Epistolario in settembre I


di Natty Patanè


Cara Agatina,
Com'era dolce l'aria questo pomeriggio. Dopo tante settimane di afa oggi sembrava che l'estate stesse spenta pronta all'addio.
Mi sono fermato un poco a leggere qualche pagina e poi mi sarei fermato volentieri, con gli occhi socchiusi, a farmi sfiorare da una lieve brezza che forse spirava dal vicinissimo mare facendosi largo fra i palazzoni di epoca fascista.
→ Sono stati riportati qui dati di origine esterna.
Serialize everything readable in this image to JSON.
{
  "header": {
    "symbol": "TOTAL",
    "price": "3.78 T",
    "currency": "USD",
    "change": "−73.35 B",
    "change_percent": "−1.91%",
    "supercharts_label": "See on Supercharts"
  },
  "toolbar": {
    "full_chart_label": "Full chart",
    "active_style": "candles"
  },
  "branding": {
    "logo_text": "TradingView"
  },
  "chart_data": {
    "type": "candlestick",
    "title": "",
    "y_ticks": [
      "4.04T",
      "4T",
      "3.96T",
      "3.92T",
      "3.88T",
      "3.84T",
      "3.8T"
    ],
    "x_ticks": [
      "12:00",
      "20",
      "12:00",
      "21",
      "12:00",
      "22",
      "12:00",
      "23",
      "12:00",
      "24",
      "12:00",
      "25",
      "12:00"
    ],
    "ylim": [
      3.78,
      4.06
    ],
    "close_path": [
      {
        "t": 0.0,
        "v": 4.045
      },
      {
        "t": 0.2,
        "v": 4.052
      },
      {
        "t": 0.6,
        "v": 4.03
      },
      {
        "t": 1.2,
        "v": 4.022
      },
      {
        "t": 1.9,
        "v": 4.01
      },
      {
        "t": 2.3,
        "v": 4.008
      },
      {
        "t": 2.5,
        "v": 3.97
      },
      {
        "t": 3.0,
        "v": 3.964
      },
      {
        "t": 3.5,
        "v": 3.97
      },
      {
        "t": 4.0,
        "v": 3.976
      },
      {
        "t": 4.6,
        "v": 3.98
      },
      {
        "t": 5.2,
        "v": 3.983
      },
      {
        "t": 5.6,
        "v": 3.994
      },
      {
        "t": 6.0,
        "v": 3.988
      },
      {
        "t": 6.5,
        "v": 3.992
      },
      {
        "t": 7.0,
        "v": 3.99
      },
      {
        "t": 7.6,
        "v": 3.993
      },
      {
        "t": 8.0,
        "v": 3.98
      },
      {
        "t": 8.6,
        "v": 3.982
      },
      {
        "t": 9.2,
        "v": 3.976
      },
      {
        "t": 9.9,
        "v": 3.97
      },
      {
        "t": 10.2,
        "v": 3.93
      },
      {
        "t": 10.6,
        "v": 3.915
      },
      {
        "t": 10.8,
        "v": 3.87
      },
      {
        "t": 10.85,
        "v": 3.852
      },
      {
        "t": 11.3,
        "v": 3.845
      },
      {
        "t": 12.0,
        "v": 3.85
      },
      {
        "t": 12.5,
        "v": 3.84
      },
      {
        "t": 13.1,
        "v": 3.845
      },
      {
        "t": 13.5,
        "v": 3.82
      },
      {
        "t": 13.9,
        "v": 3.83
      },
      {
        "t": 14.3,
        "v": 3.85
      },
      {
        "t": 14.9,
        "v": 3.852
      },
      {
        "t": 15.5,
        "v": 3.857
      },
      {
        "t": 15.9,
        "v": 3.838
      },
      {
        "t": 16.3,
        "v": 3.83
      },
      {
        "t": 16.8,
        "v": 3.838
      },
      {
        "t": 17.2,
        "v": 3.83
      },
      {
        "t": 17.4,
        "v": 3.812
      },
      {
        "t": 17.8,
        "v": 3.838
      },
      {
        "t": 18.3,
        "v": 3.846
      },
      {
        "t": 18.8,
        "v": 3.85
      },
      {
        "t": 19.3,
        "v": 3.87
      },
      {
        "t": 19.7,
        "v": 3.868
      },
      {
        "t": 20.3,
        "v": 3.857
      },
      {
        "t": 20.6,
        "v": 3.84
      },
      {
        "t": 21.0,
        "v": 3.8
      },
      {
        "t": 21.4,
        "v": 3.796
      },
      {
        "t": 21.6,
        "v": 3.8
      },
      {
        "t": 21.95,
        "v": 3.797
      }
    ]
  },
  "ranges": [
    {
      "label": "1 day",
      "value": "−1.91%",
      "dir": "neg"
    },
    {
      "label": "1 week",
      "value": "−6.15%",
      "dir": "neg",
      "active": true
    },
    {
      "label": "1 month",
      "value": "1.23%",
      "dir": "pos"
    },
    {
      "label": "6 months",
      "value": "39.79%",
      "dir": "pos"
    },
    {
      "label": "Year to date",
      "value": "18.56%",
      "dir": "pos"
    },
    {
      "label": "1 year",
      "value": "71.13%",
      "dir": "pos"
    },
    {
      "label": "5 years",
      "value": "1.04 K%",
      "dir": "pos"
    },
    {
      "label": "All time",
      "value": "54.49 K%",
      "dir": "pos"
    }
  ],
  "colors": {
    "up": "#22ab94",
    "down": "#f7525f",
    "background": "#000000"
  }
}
Sai, tutto questo quartiere dove vivo adesso trasuda di quell'epoca e non sai quante volte ho ripensato a te che ravvivandoti i tuoi capelli incredibilmente turchini li maledicevi tutti per le rovine che avevano voluto regalarti.
Già, lo so, con gli occhi che io ricordo sempre velati da un respiro di tristezza mi avresti guardato e mi avresti detto quasi stupita
  - Ah! La sei andato a finire? Biiiiiii Signuri! -
Già
Una terra che per quanto a volte sia stata benevola rimane terra arata da verbi non miei.
Una mia amica mi prederebbe in giro ma qui, credimi, i gelsomini non hanno lo stesso odore. Certo c'è il mare, e quando proprio ci si sente perduti, in pochi passi si va verso il lungomare e come una sensazione di conforto si approssima, stupidamente confortati.
Forse sarà l'età, sì, non dirli i miei anni che a te sembreranno nulla, si lo so che ricordi il giorno del mio compleanno così vicino al tuo, come ricordo perfettamente quel sogno da bambino, forse il sogno più disperato che io abbia mai fatto, in cui l'unica adulta che veniva a salvarmi eri tu, apparentemente così lontana nelle generazioni ma così presente da trovare una soluzione alla mia disperazione così precoce.
Si certo, tu hai conosciuto bene la disperazione, le partenze senza ritorni, senza risposte, senza corpi da carezzare ma di te non mi rimane il dolore, la malinconia si, struggente talvolta ma il tuo viso senza sorriso non lo ricordo duro o addolorato.
Discreta, arrabbiata quando non riuscivi a ricordare il mio nome snocciolando tutta la dinastia dei maschi che avevi visto nascere.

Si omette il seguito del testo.